Now, why is this a problem? Remember that we are trying to minimize the sum of squared errors as we try to find the coefficients for each of our features. (Go back and review our work with pizzas if you have forgotten.) What that means is that we are calculating the distance between a known point in some n-dimensional space, and a predicted point in the same n-dimensional space. But if some axes are really elongated and others are really short, that introduces a bias that the algorithm has to overcome. Whereas if you re-scale the temperature to be on a scale from 0 to 1, then you have a nice space where all the features are on the same scales and the algorithm can do its job more efficiently. This may not be the most important factor for regression, but for other machine learning algorithms, it is critical!

One really common method for transforming the data is to use min-max scaling.

\[scaled = \frac{v_i - min(v)}{max(v) - min(v)}\]

This will ensure that all of your values are between 0 and 1.

9.14.10. Where to go from here?

In the introduction to this textbook, we showed you this diagram. Take a look at it again here.

Chart outlining the different steps in the Data Science pipeline.
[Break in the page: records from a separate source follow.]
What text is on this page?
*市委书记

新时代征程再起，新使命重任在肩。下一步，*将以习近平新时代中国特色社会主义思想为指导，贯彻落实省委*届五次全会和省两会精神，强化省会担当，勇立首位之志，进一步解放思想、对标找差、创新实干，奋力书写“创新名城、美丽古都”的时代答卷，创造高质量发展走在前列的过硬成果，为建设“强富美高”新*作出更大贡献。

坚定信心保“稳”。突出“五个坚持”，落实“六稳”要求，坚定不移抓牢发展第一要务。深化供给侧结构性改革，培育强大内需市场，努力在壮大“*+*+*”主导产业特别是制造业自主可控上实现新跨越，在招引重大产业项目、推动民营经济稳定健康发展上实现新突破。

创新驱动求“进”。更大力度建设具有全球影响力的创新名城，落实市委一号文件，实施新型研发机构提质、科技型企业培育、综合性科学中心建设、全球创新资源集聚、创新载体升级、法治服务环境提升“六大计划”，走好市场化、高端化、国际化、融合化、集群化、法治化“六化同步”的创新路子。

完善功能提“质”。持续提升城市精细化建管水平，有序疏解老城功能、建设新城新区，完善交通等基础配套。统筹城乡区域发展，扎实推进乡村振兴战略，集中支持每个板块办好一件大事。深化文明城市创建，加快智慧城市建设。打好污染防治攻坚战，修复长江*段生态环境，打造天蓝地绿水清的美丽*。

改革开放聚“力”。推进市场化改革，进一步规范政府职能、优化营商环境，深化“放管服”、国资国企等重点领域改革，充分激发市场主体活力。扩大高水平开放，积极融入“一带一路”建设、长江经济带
You can see that we have now learned something about every box on that diagram. In this chapter, you learned how to build one of the most commonly used kinds of models in data science: regression. But regression analysis is just the tip of the iceberg. There are many other kinds of models to learn about. The good news for you is that you have some knowledge of the scikit-learn API. The API is consistent across many other kinds of models whether it is LinearRegression or LogisticRegression or DecisionTrees or Perceptron, you use the same methods: fit, predict, etc. to train and test the model!

The next step for you is to find a different data set (hopefully something that is interesting to you, for example predicting the scores of soccer games, predicting trends in fashion, identifying tumors in MRI images), to practice what you have learned in this chapter.